The limitations of this research should be mentioned. Firstly, the observation time after ROSC was relatively short (72 h), and further studies should prolong the observation period to at least 1 to 3 months after ROSC to observe long-term effects. Secondly, a single drug dose was assessed; optimal timing and dosage should be comprehensively tested in further investigation. Thirdly, only hippocampal injury was evaluated after ROSC, and it remains unclear whether other parts of the brain such as the corpus striatum were equally affected. Fourthly, this study adopted a bolus injection for 20 min. We found that the effects would not exceed 24 h, thus further studies should deliver antibodies over several days or weeks to maintain the drug effects for a longer time. Meanwhile, further studies are required in posttreatment settings.

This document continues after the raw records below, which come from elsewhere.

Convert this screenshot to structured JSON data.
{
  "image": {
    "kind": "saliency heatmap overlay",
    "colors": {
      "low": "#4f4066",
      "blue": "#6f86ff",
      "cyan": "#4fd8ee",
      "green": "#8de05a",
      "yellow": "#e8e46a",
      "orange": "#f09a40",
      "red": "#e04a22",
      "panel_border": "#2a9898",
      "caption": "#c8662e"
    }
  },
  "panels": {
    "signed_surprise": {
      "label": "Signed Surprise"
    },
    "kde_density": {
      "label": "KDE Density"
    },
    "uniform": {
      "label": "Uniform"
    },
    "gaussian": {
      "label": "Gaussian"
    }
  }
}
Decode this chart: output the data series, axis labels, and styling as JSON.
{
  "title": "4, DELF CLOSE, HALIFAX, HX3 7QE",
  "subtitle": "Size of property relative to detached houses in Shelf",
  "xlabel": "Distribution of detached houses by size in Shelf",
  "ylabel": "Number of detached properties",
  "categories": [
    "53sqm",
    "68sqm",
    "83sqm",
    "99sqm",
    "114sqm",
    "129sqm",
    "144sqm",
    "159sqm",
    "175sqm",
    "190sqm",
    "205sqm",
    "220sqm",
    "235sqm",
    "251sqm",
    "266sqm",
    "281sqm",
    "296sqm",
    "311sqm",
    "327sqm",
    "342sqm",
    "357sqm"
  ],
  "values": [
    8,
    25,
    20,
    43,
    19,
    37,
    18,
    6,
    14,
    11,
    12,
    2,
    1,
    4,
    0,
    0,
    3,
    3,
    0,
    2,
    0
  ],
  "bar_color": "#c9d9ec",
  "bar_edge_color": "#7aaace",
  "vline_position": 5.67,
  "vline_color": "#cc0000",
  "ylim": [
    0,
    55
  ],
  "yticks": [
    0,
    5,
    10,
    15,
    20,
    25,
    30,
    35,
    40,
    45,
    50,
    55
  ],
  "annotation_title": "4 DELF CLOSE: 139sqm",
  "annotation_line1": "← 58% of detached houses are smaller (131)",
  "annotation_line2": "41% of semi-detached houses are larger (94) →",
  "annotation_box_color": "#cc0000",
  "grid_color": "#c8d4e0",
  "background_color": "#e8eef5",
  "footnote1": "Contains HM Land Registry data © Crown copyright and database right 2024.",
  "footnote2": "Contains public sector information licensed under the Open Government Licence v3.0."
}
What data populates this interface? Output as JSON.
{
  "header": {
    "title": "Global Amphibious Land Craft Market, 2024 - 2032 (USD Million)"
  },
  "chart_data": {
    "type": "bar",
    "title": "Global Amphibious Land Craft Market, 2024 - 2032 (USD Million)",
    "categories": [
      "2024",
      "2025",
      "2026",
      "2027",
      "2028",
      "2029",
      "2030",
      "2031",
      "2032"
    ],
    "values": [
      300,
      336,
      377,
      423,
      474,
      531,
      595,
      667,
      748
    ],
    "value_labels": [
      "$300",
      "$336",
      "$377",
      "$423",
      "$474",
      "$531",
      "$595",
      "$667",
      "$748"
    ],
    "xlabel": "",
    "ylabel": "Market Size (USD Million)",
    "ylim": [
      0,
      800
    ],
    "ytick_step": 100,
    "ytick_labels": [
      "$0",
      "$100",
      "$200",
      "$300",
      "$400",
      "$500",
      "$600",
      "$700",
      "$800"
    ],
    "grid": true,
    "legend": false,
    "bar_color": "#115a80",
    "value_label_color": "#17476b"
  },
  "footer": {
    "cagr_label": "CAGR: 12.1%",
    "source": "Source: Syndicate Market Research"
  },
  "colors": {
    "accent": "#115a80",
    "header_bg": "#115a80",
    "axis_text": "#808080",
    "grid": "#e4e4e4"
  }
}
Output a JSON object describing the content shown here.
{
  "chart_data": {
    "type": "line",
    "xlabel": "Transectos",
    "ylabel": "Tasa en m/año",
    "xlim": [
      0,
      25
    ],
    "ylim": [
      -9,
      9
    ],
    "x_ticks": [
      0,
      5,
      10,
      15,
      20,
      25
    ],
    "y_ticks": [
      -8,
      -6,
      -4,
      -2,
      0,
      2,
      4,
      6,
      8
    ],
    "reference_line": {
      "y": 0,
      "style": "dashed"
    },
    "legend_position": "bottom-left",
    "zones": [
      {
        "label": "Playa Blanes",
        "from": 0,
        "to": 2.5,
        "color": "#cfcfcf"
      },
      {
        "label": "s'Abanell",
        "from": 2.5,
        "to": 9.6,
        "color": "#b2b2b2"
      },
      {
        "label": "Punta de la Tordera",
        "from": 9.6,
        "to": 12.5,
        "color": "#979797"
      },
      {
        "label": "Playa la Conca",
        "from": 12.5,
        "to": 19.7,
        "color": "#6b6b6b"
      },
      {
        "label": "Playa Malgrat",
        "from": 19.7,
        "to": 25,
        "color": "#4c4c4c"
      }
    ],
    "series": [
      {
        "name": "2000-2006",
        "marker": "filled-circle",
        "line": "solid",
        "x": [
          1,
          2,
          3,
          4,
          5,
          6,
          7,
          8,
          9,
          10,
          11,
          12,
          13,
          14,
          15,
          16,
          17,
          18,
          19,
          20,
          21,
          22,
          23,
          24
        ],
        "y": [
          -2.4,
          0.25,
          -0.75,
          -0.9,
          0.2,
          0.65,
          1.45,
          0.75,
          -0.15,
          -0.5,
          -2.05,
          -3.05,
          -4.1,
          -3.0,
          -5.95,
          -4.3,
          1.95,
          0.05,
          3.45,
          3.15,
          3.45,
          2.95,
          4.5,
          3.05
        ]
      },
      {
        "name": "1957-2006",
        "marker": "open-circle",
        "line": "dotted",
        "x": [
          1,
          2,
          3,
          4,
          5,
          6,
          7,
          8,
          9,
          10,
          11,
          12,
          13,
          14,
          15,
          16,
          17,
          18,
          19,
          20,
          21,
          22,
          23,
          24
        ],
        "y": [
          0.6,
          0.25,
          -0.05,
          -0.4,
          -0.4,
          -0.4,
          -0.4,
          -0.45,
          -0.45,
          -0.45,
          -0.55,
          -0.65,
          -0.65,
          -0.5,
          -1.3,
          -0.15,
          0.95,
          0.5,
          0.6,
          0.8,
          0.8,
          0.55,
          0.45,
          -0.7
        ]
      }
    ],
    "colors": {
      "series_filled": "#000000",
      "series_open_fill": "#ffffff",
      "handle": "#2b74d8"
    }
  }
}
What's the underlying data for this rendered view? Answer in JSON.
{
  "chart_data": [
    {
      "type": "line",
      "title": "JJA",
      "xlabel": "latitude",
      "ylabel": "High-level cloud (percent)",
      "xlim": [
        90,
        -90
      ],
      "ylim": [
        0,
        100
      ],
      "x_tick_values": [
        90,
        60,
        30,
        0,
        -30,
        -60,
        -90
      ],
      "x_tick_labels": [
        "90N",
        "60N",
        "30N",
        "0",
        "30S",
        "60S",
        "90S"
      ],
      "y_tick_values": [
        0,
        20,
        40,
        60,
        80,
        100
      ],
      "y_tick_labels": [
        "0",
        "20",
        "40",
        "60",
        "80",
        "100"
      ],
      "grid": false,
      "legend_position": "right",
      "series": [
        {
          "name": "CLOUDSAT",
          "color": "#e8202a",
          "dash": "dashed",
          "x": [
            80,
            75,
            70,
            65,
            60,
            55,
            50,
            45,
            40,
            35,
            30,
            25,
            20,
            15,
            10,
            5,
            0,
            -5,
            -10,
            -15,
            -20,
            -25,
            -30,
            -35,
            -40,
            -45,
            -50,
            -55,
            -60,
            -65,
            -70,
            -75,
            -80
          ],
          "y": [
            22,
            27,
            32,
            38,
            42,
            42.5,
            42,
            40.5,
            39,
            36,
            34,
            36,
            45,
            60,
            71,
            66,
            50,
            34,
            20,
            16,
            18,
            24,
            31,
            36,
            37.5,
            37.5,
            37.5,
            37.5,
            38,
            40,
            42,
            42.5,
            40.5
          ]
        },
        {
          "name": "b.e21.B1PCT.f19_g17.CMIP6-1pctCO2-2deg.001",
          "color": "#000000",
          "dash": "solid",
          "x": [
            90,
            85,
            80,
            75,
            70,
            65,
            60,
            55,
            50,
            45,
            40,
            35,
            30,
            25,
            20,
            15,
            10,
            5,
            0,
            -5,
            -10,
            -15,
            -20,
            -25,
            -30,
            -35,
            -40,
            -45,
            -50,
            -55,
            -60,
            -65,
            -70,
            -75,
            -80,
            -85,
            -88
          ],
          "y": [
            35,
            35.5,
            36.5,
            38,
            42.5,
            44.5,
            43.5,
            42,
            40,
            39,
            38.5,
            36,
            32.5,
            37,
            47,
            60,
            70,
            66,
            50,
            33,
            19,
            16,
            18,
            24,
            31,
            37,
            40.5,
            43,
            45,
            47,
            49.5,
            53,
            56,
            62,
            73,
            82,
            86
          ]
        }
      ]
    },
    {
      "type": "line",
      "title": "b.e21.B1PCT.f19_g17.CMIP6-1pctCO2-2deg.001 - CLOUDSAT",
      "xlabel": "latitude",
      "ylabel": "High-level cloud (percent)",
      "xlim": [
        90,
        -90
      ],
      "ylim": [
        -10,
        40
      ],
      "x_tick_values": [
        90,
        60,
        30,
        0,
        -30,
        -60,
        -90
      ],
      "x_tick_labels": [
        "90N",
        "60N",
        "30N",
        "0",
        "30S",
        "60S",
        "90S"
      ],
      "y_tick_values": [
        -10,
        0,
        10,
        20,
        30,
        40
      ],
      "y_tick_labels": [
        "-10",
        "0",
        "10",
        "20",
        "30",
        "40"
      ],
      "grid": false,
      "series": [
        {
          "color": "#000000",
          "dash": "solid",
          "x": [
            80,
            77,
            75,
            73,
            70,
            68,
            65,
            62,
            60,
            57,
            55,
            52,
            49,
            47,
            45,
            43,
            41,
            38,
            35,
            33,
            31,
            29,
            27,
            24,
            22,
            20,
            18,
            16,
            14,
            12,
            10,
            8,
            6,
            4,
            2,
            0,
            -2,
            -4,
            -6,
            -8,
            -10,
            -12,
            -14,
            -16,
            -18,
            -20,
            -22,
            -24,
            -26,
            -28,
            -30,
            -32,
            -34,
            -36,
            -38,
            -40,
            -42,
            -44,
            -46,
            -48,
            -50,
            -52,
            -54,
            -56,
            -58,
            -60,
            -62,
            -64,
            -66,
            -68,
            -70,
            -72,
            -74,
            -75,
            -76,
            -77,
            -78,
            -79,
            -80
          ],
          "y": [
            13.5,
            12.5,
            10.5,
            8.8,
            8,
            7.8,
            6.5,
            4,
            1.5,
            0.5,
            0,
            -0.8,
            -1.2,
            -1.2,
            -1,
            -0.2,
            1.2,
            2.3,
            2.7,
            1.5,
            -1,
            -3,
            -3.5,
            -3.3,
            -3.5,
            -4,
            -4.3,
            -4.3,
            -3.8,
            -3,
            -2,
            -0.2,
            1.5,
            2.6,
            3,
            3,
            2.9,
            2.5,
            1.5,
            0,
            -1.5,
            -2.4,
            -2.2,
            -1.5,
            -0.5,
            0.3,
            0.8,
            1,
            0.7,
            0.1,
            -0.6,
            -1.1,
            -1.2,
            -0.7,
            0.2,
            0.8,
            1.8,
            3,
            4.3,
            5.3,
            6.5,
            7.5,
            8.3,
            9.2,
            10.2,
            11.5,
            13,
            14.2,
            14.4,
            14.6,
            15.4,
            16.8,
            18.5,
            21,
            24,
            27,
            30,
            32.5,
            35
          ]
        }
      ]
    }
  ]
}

In conclusion, the present study found that after intracerebroventricular injection of Nogo-A antibody to rats after ROSC, cell apoptosis was reduced, the morphological structure and ultrastructure were preserved, and neurological function was improved. These results suggest that the Nogo-A antibody has certain protective effects on brain structure and function in rats after ROSC. The protective mechanism possibly includes GRP78 and Bcl-2 upregulation, and CHOP, Bax and caspase-12 downregulation, ER stress inhibition, and finally suppression of caspase-3-associated apoptosis. The anti-Nogo-A antibody could protect brain structure and function in rats after ROSC by reducing ER stress-induced apoptosis.